I found that ping -f saves 1 gettimeofday() call per packet, and my
version saves another 1.

     -current ping -q  localhost: 4
     my       ping -q  localhost: 3
     -current ping -fq localhost: 3
     my       ping -fq localhost: 2

1 gettimeofday() call is needed for putting a timestamp in the output
packet.  Apparently, this is not well integrated with the bookkeeping
for select(), and up to 3 more gettimeofday() calls are used.  select()
timeouts only have 1/HZ granulatrity, so the gettimeofday() calls to
set them up could use clock_gettime() with CLOCK_REALTIME_FAST_N_BROKEN,
but this would be a bogus optimization since most of the overhead is in
the syscall provided the timecounter hardware is not slow (it takes 9-80
cycles to read TSC timecounter hardware and 600-800 cycles for
clock_gettime() with a TSC timecounter).

I just noticed Note that CLOCK_MONOTONIC cannot be used for the timestamp
in the output packet if SO_TIMESTAMP is used for the timestamp in the
input packet, since SO_TIMESTAMP uses CLOCK_REALTIME for historical
reasons.

There are 2 select()s per packet.  Perhaps the number of gettimeofday()s
can be reduced to 1 per packet in most cases (get one for the output packet
and use it for both select()s).  With my version the truss trace for
ping localhost is:

% 64 bytes from 127.0.0.1: icmp_seq=6 ttl=64 time=0.473 ms
% write(1,0x80d4000,57)				 = 57 (0x39)
% gettimeofday({1334226305 409249},0x0)		 = 0 (0x0)

Need this for the next select().  There is a ~1 second pause here.

% select(4,{3},0x0,0x0,{0 989607})		 = 0 (0x0)

Truss doesn't show this until select() returns ~1 second later.  The
gettimeofday() call was needed because we don't simply use a 1 second
pause, but adjust for overheads.  My version uses a fancier adjustment.

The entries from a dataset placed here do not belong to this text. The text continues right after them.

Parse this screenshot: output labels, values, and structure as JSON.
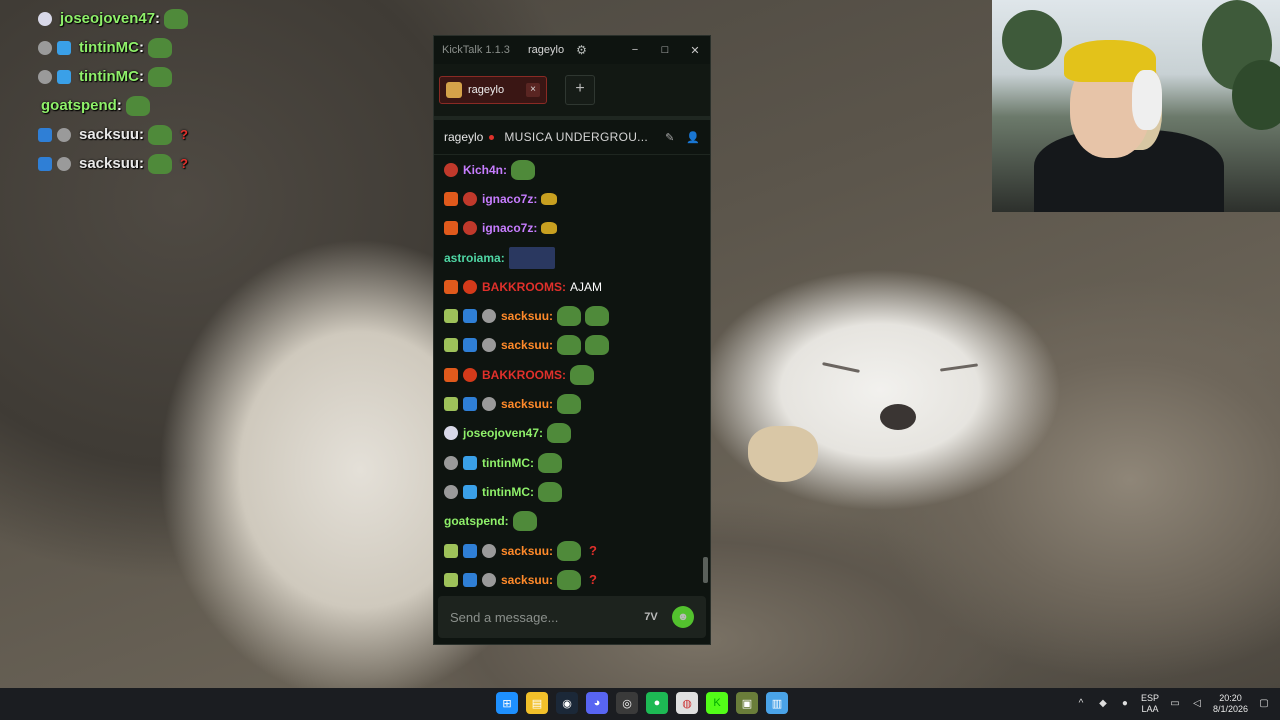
{
  "overlay_chat": [
    {
      "user": "joseojoven47",
      "color": "#8ff06a",
      "badges": [
        "silver-badge"
      ],
      "emotes": [
        "pepe-emote"
      ],
      "text": "",
      "suffix": ""
    },
    {
      "user": "tintinMC",
      "color": "#8ff06a",
      "badges": [
        "gray-badge",
        "cube-badge"
      ],
      "emotes": [
        "pepe-emote"
      ],
      "text": "",
      "suffix": ""
    },
    {
      "user": "tintinMC",
      "color": "#8ff06a",
      "badges": [
        "gray-badge",
        "cube-badge"
      ],
      "emotes": [
        "pepe-emote"
      ],
      "text": "",
      "suffix": ""
    },
    {
      "user": "goatspend",
      "color": "#8ff06a",
      "badges": [],
      "emotes": [
        "pepe-emote"
      ],
      "text": "",
      "suffix": ""
    },
    {
      "user": "sacksuu",
      "color": "#e8e8e8",
      "badges": [
        "sword-badge",
        "gray-badge"
      ],
      "emotes": [
        "pepe-emote"
      ],
      "text": "",
      "suffix": "?"
    },
    {
      "user": "sacksuu",
      "color": "#e8e8e8",
      "badges": [
        "sword-badge",
        "gray-badge"
      ],
      "emotes": [
        "pepe-emote"
      ],
      "text": "",
      "suffix": "?"
    }
  ],
  "window": {
    "app_title": "KickTalk 1.1.3",
    "channel": "rageylo",
    "tab_label": "rageylo",
    "tab_close": "×",
    "add_tab": "+",
    "minimize": "−",
    "maximize": "□",
    "close": "✕"
  },
  "channel_bar": {
    "name": "rageylo",
    "stream_title": "MUSICA UNDERGROU..."
  },
  "messages": [
    {
      "badges": [
        "red-badge"
      ],
      "user": "Kich4n",
      "color": "#c77dff",
      "emotes": [
        "pepe"
      ],
      "text": "",
      "suffix": ""
    },
    {
      "badges": [
        "orange-badge",
        "red-badge"
      ],
      "user": "ignaco7z",
      "color": "#c77dff",
      "emotes": [
        "small"
      ],
      "text": "",
      "suffix": ""
    },
    {
      "badges": [
        "orange-badge",
        "red-badge"
      ],
      "user": "ignaco7z",
      "color": "#c77dff",
      "emotes": [
        "small"
      ],
      "text": "",
      "suffix": ""
    },
    {
      "badges": [],
      "user": "astroiama",
      "color": "#4fd6a4",
      "emotes": [
        "wide"
      ],
      "text": "",
      "suffix": ""
    },
    {
      "badges": [
        "orange-badge",
        "fire-badge"
      ],
      "user": "BAKKROOMS",
      "color": "#e0302b",
      "emotes": [],
      "text": "AJAM",
      "suffix": ""
    },
    {
      "badges": [
        "alien-badge",
        "sword-badge",
        "gray-badge"
      ],
      "user": "sacksuu",
      "color": "#ff8a2a",
      "emotes": [
        "pepe",
        "pepe"
      ],
      "text": "",
      "suffix": ""
    },
    {
      "badges": [
        "alien-badge",
        "sword-badge",
        "gray-badge"
      ],
      "user": "sacksuu",
      "color": "#ff8a2a",
      "emotes": [
        "pepe",
        "pepe"
      ],
      "text": "",
      "suffix": ""
    },
    {
      "badges": [
        "orange-badge",
        "fire-badge"
      ],
      "user": "BAKKROOMS",
      "color": "#e0302b",
      "emotes": [
        "pepe"
      ],
      "text": "",
      "suffix": ""
    },
    {
      "badges": [
        "alien-badge",
        "sword-badge",
        "gray-badge"
      ],
      "user": "sacksuu",
      "color": "#ff8a2a",
      "emotes": [
        "pepe"
      ],
      "text": "",
      "suffix": ""
    },
    {
      "badges": [
        "silver-badge"
      ],
      "user": "joseojoven47",
      "color": "#8ff06a",
      "emotes": [
        "pepe"
      ],
      "text": "",
      "suffix": ""
    },
    {
      "badges": [
        "gray-badge",
        "cube-badge"
      ],
      "user": "tintinMC",
      "color": "#8ff06a",
      "emotes": [
        "pepe"
      ],
      "text": "",
      "suffix": ""
    },
    {
      "badges": [
        "gray-badge",
        "cube-badge"
      ],
      "user": "tintinMC",
      "color": "#8ff06a",
      "emotes": [
        "pepe"
      ],
      "text": "",
      "suffix": ""
    },
    {
      "badges": [],
      "user": "goatspend",
      "color": "#8ff06a",
      "emotes": [
        "pepe"
      ],
      "text": "",
      "suffix": ""
    },
    {
      "badges": [
        "alien-badge",
        "sword-badge",
        "gray-badge"
      ],
      "user": "sacksuu",
      "color": "#ff8a2a",
      "emotes": [
        "pepe"
      ],
      "text": "",
      "suffix": "?"
    },
    {
      "badges": [
        "alien-badge",
        "sword-badge",
        "gray-badge"
      ],
      "user": "sacksuu",
      "color": "#ff8a2a",
      "emotes": [
        "pepe"
      ],
      "text": "",
      "suffix": "?"
    }
  ],
  "input": {
    "placeholder": "Send a message..."
  },
  "badge_colors": {
    "red-badge": "#c0392b",
    "orange-badge": "#e05a1c",
    "fire-badge": "#d43a1a",
    "alien-badge": "#9ec25a",
    "sword-badge": "#2f7fd6",
    "gray-badge": "#9a9a9a",
    "cube-badge": "#3aa0e8",
    "silver-badge": "#d8d8e8"
  },
  "taskbar": {
    "apps": [
      "windows-start-icon",
      "file-explorer-icon",
      "steam-icon",
      "discord-icon",
      "kicktalk-icon",
      "spotify-icon",
      "chrome-icon",
      "kick-icon",
      "game-icon",
      "notepad-icon"
    ],
    "language_top": "ESP",
    "language_bottom": "LAA",
    "time": "20:20",
    "date": "8/1/2026"
  }
}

% gettimeofday({1334226306 408632},0x0)		 = 0 (0x0)

We need this accurately to put in the packet.  But all the other timestamps
can be derived from this for the non-flood case.  We can just try to send
every `interval' and adjust the timeouts a bit when we see that we get
here a bit early or late, and when we get here more than a bit early or
late we can either recalibrate or adjust by more.

Note that this gettimeofday() returned 1.0 - 0.000617 seconds after the
previous one, although we asked for a timeout of ~1/HZ = 0.0010000 seconds.
Select timeouts have a large granularity and we expect errors of O(1/HZ)
and mostly compensate for them.  The drift without compensation would be
1% with HZ = 100 and -i 1.0, and much larger with -i <small>.  My
version compensates more accurately than -current.

% sendto(0x3,0x80b8d34,0,0x0,{ AF_INET 127.0.0.1:0 },0x10) = 64 (0x40)
% gettimeofday({1334226306 408831},0x0)		 = 0 (0x0)
% select(4,{3},0x0,0x0,{0 990025})		 = 1 (0x1)
% recvmsg(0x3,0xbfbfe8c0,0x0)			 = 84 (0x54)
% gettimeofday({1334226306 409104},0x0)		 = 0 (0x0)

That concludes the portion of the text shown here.